Monday, August 13, 2018

leftovers - the cancer journals (riffs, part 2)

Hi again,

Today’s post is the final one based on Audre Lorde’s Cancer Journals. These thoughts are, like from Saturday, some of my comments on specific ideas I liked from the book.

Living requires teaching and speaking the things we know beyond our own understanding.

Take this one literally at your own risk, reader. However, dismiss it at your own risk as well – those unable to work well with what they do not fully understand cannot live beyond the borders of their defined world.

I think this applies not just to ideas but also to other people. It’s worth regularly asking how we interact with people we don’t understand yet know something about. Do we interact with them based on terms we understand – what they do, who they know, where they’ve been, and so on? Or do we interact with a fresh perspective, hang in there when our obvious differences make us a little uncomfortable, and trust our intuition, instinct, and shared humanity to guide us forward?

Our biggest fears manifest when we take steps to avoid engaging with others on terms of difference or mortality.

As I pointed out above – there are some things we know beyond our own understanding. For me, this is one of them. I can’t quite explain this statement but I know it’s very important.

The key word might be manifest – by focusing on shared characteristics or refusing to interact over topics of mortality, we bring about the very things we fear most.

The genius brings his or her whole self to whatever is going on at the time.

This fits nicely into a definition of creativity I’ve highlighted in the past on TOA – creativity means finding hidden connections and associations among unrelated things. Genius defined in this way is a form of creativity on the personal level. Anyone who brings the whole self to a given moment has found a way to relate parts of the self that others might consider unrelated.

As it relates to those earlier ideas, this thought suggests a creative genius in a social setting is someone capable of forging connections with anybody.

The price to pay for identifying yourself with authority is self-examination and self-disclosure.

This sounds about right to me. Even within this self-protected bubble of TOA, I sometimes feel the price is pretty steep.

A person who discloses without self-examination has plenty of identity but very little authority. This type of person might have a lot of experience to share, for example, and we can come to view such a person in the context of those experiences – a person is a traveler, a professor, an importer/exporter, or whatever – but a person who does these things would really need to do a lot of it to become an authority on the matter. It is also hard to say such a person can be understood through these experiences. What do we learn about anyone based solely on all the things they’ve done?

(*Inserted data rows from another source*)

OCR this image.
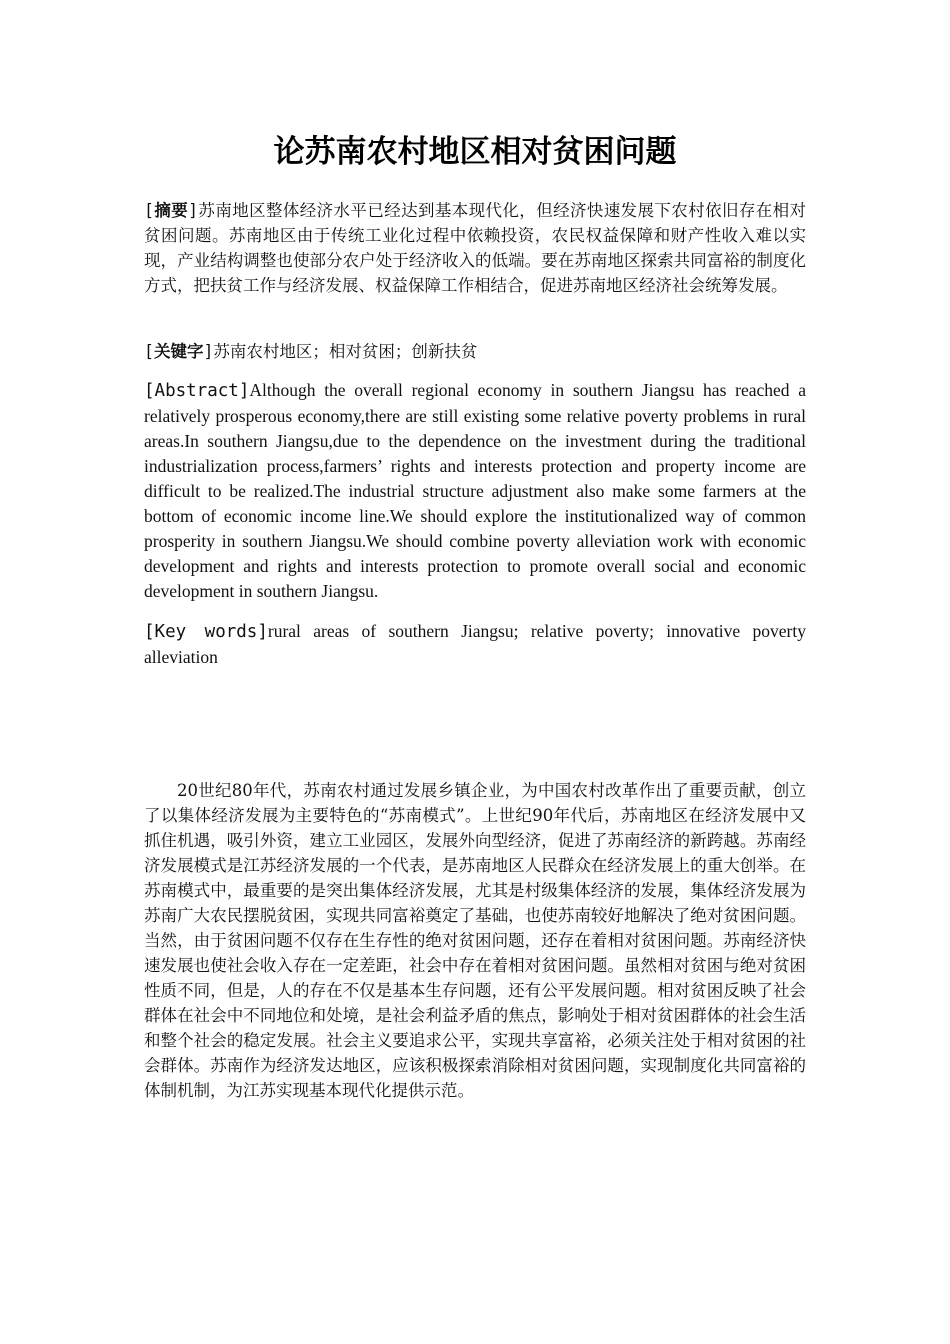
论苏南农村地区相对贫困问题

[摘要]苏南地区整体经济水平已经达到基本现代化，但经济快速发展下农村依旧存在相对贫困问题。苏南地区由于传统工业化过程中依赖投资，农民权益保障和财产性收入难以实现，产业结构调整也使部分农户处于经济收入的低端。要在苏南地区探索共同富裕的制度化方式，把扶贫工作与经济发展、权益保障工作相结合，促进苏南地区经济社会统筹发展。

[关键字]苏南农村地区；相对贫困；创新扶贫

[Abstract]Although the overall regional economy in southern Jiangsu has reached a relatively prosperous economy,there are still existing some relative poverty problems in rural areas.In southern Jiangsu,due to the dependence on the investment during the traditional industrialization process,farmers’ rights and interests protection and property income are difficult to be realized.The industrial structure adjustment also make some farmers at the bottom of economic income line.We should explore the institutionalized way of common prosperity in southern Jiangsu.We should combine poverty alleviation work with economic development and rights and interests protection to promote overall social and economic development in southern Jiangsu.

[Key words]rural areas of southern Jiangsu; relative poverty; innovative poverty alleviation

20世纪80年代，苏南农村通过发展乡镇企业，为中国农村改革作出了重要贡献，创立了以集体经济发展为主要特色的“苏南模式”。上世纪90年代后，苏南地区在经济发展中又抓住机遇，吸引外资，建立工业园区，发展外向型经济，促进了苏南经济的新跨越。苏南经济发展模式是江苏经济发展的一个代表，是苏南地区人民群众在经济发展上的重大创举。在苏南模式中，最重要的是突出集体经济发展，尤其是村级集体经济的发展，集体经济发展为苏南广大农民摆脱贫困，实现共同富裕奠定了基础，也使苏南较好地解决了绝对贫困问题。当然，由于贫困问题不仅存在生存性的绝对贫困问题，还存在着相对贫困问题。苏南经济快速发展也使社会收入存在一定差距，社会中存在着相对贫困问题。虽然相对贫困与绝对贫困性质不同，但是，人的存在不仅是基本生存问题，还有公平发展问题。相对贫困反映了社会群体在社会中不同地位和处境，是社会利益矛盾的焦点，影响处于相对贫困群体的社会生活和整个社会的稳定发展。社会主义要追求公平，实现共享富裕，必须关注处于相对贫困的社会群体。苏南作为经济发达地区，应该积极探索消除相对贫困问题，实现制度化共同富裕的体制机制，为江苏实现基本现代化提供示范。
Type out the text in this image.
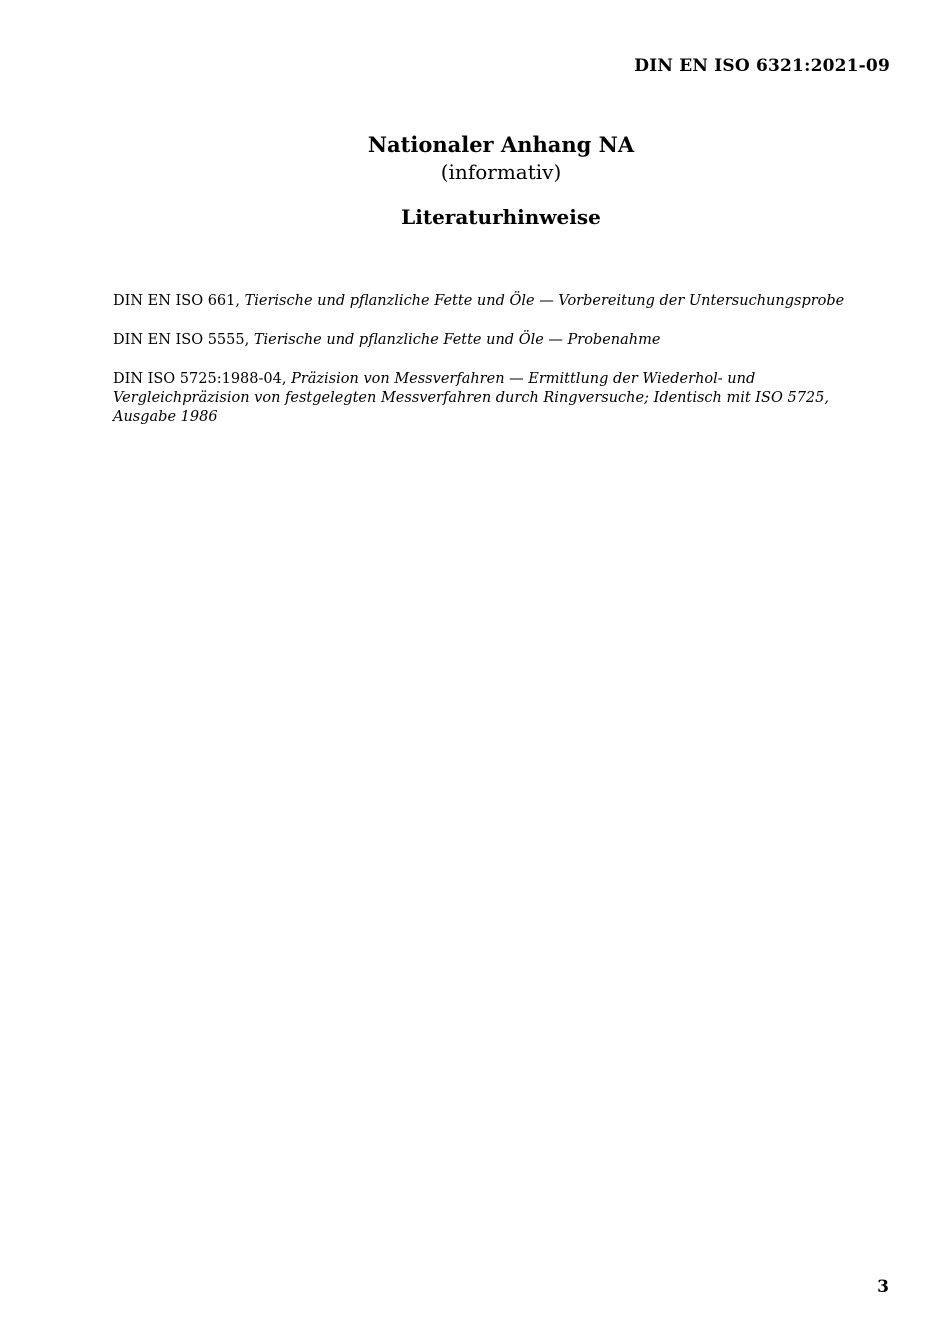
DIN EN ISO 6321:2021-09
Nationaler Anhang NA
(informativ)
Literaturhinweise

DIN EN ISO 661, Tierische und pflanzliche Fette und Öle — Vorbereitung der Untersuchungsprobe

DIN EN ISO 5555, Tierische und pflanzliche Fette und Öle — Probenahme

DIN ISO 5725:1988-04, Präzision von Messverfahren — Ermittlung der Wiederhol- und Vergleichpräzision von festgelegten Messverfahren durch Ringversuche; Identisch mit ISO 5725, Ausgabe 1986

3
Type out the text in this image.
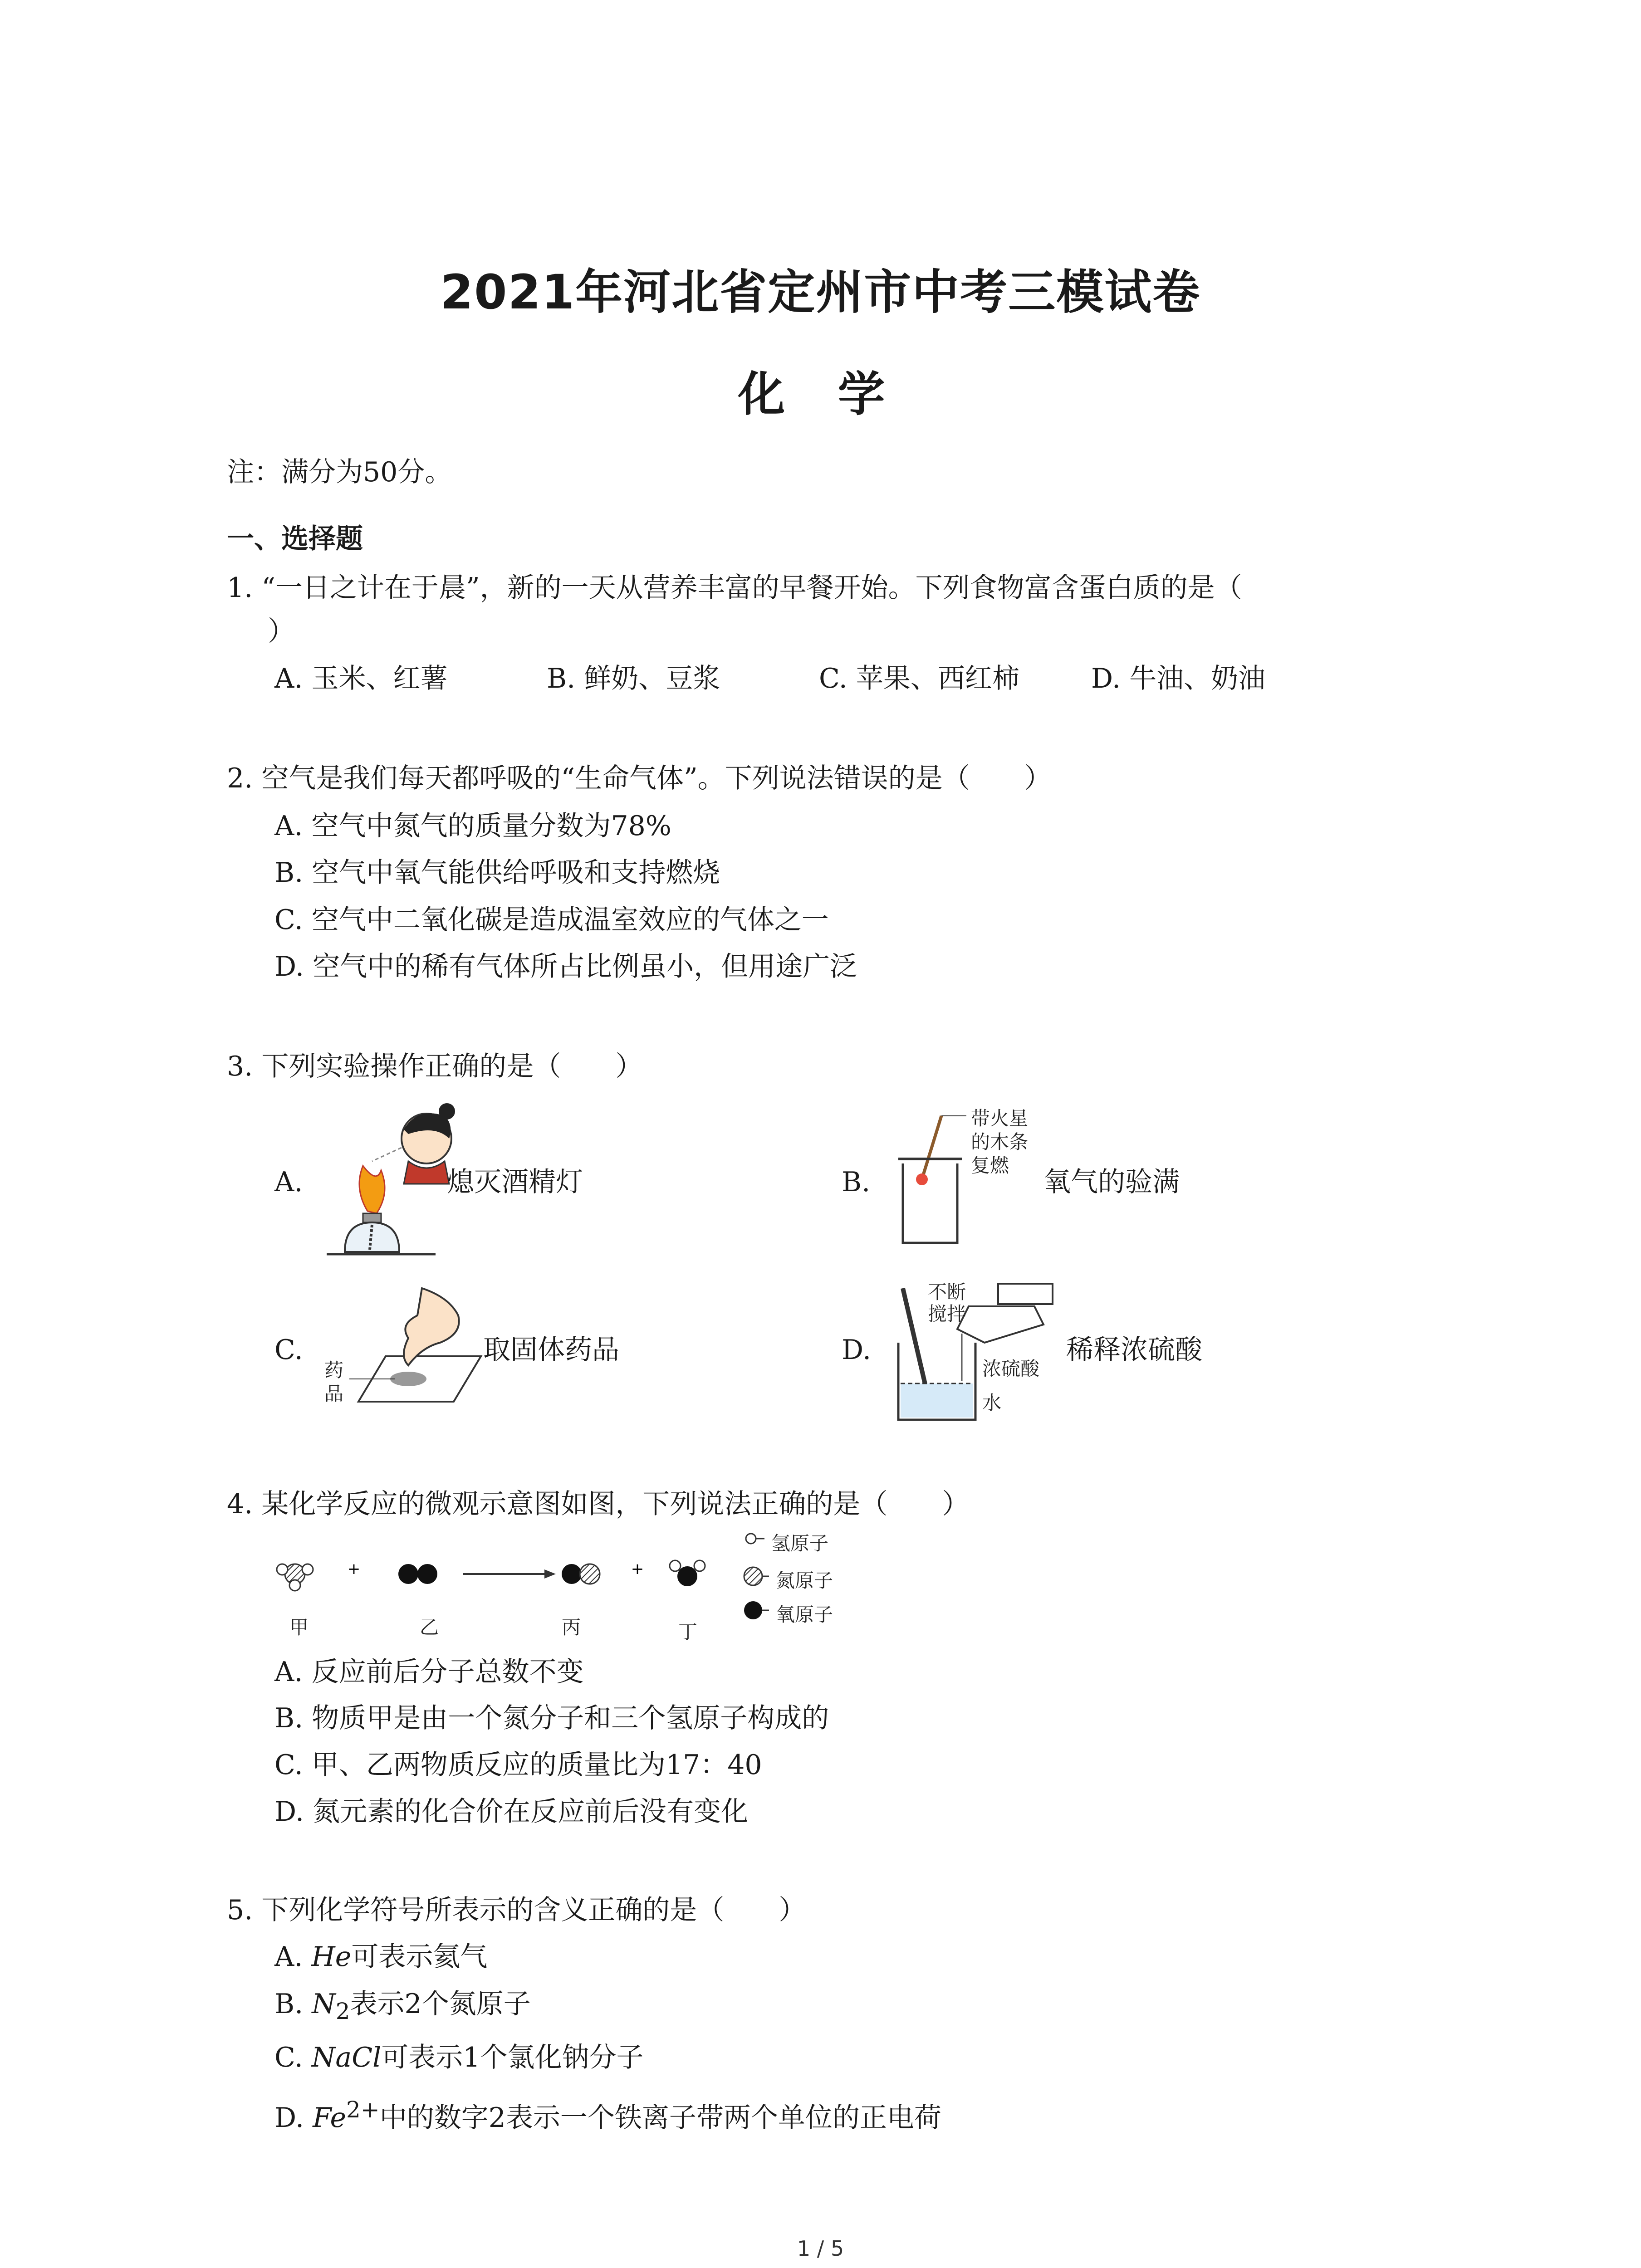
2021年河北省定州市中考三模试卷
化 学
注：满分为50分。
一、选择题
1. “一日之计在于晨”，新的一天从营养丰富的早餐开始。下列食物富含蛋白质的是（
）
A. 玉米、红薯	B. 鲜奶、豆浆	C. 苹果、西红柿	D. 牛油、奶油
2. 空气是我们每天都呼吸的“生命气体”。下列说法错误的是（　　）
A. 空气中氮气的质量分数为78%
B. 空气中氧气能供给呼吸和支持燃烧
C. 空气中二氧化碳是造成温室效应的气体之一
D. 空气中的稀有气体所占比例虽小，但用途广泛
3. 下列实验操作正确的是（　　）
A.	熄灭酒精灯	B.
带火星
的木条
复燃
氧气的验满
C.
药
品
取固体药品	D.
不断
搅拌
浓硫酸
水
稀释浓硫酸
4. 某化学反应的微观示意图如图，下列说法正确的是（　　）
+	+
甲	乙	丙	丁
氢原子
氮原子
氧原子
A. 反应前后分子总数不变
B. 物质甲是由一个氮分子和三个氢原子构成的
C. 甲、乙两物质反应的质量比为17：40
D. 氮元素的化合价在反应前后没有变化
5. 下列化学符号所表示的含义正确的是（　　）
A. He可表示氦气
B. $N_2$表示2个氮原子
C. NaCl可表示1个氯化钠分子
D. $Fe^{2+}$中的数字2表示一个铁离子带两个单位的正电荷
1 / 5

This person could eventually develop authority through rigorous study or significant experience. A PhD in any field or a decorated career professional has the kind of authority that comes to mind when we use the term. Again, though, there is something incomplete without the self-examination. When retirement age arrives, the basis of the authority goes with it. The benefit of building up authority through self-examination is that the self is ever, and forever, present.

Self-examination without disclosure results in a lot of authority with a lack of identity. Others often find these people surprising. At best, they might be described as eccentric or even unconventional. At worst, the description tends to include a form of the word ‘rebellion’. The root cause of the problem is the same in both the best and worst cases – since nobody ever gets to know the person in question, everybody feels free to jump to their own conclusions.

The distortion that results from too much introspection without the balance of disclosure is a lot like the convinced referee who doesn’t quite understand the sport – the whistle gets blown a lot but nobody can explain why the referee is so sure about the call. The answer to the question is somewhat obvious – just have the referee explain the sport – but when the game is underway there isn’t much time for such disclosure.